As has been all too frequent during Roh’s administration regarding other domestic as well as foreign policy stratagems, Roh publicly gave no specifics about what he would propose or seek during this meeting he had sought unsuccessfully for several years. That has prompted criticism from Korean conservative opponents that the summit is simply an ego trip for the South Korean leader, one last attempt at clothing his unpopular administration which ends in February with some final sheen. Polls are predicting a whopping conservative victory for next year.
The South Korean leader sought to play down expectations before departing from Seoul. But, typically, he mused, “Even if we do not reach an agreement in many areas, it would still be a meaningful achievement to narrow the gap in understanding and to enhance confidence in each other.”
There was concern in Washington and Tokyo that Roh’s offers of economic assistance could undermine the delicate negotiations among the Party of Six – the U.S., China, Japan, Russia, and South Korea and North Korea – for a lasting agreement on weapons of mass destruction.
In fact, the record of the Sunshine policy is abysmal.
Some economic links have been developed between the South and the specially designated economic zone at Kaesong in the North has had South Korean private investment [some of it reportedly under duress from the government in Seoul]. But trade is less than a billion dollars a year, and North Korea’s few primitive exports don’t get much further than the area immediately south of the DMZ.
Roh has refused to even consider taking up the issue of human rights with the North, his advisers saying he will be “realistic” and "concentrate on making substantive and concrete progress." According to all the international monitors and the few refugees who do escape both North Korean and Chinese police on the Chinese Manchurian border, the huge network of political internment camps in the North exceeds in repression anything known in Stalinist Russia or Nazi Germany with whole families incarcerated.
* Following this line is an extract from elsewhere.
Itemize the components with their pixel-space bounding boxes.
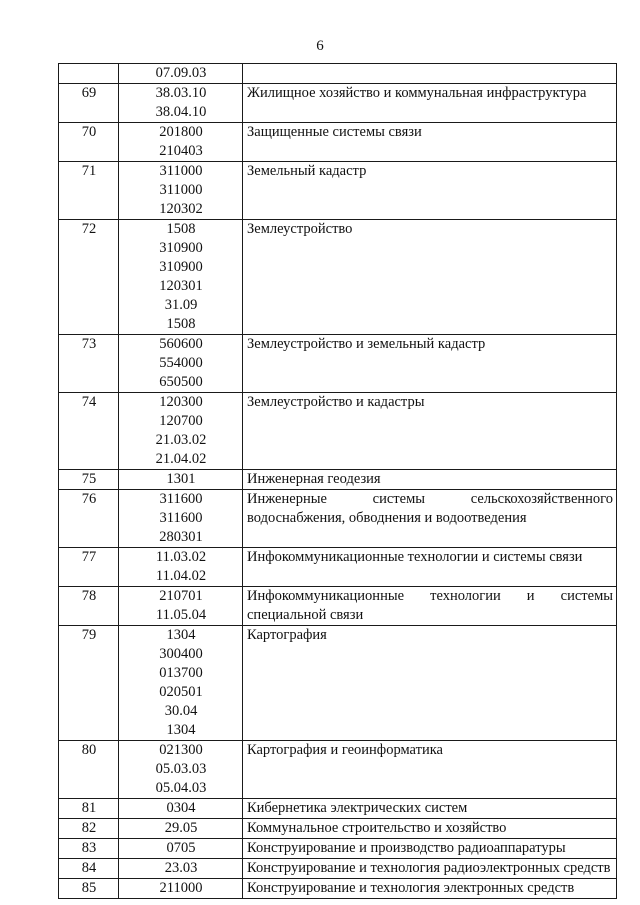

It is one of the shameful aspects of the Sunshine policy that the Roh government has not only discouraged any attempt at international pressure for amelioration of one of the worst human rights abusers in the world, but that it also discourages the flight and repatriation of refugees to the South. Seoul has even denied extended access by U.S. intelligence to the few and far between VIP defectors who have survived to tell their stories in Seoul. Pyongyang still holds 480 South Koreans still listed by Seoul as having been abducted by the North, and thousands of South Korean prisoners of war still held by Pyongyang or unaccounted. The highly touted reunion of families separated by the Korean War has faded as demography inevitably has taken its toll of survivors along with the repression of the regime.
One of the worst hidden aspects of the whole policy is that it appeals to the most crass instincts in the South itself. For like any other society, South Korea has large elements who take the most selfish route. Some of Roh’s closest advisers have said semi-publicly that they do not want to jeopardize the enormous prosperity of the South – created through the hard work and the aid of its allies, not the least the U.S. – which has within a generation lifted its population from poverty to one of the wealthiest nations in the world. With half of the South’s population – Seoul has more than 10 million people, one of the largest cities in the world – concentrated almost under the artillery of the North on the DMZ, many South Koreans want to ignore their countrymen in the North in so far as that is possible. It has therefore been relatively easy to fall for the siren song of the Kim-Roh appeasers and opportunists who believe they can turn on enough artificial sunlight to make the regime in the North palatable or, even more wishfully, it would agree to change under the pressure of joining globalization.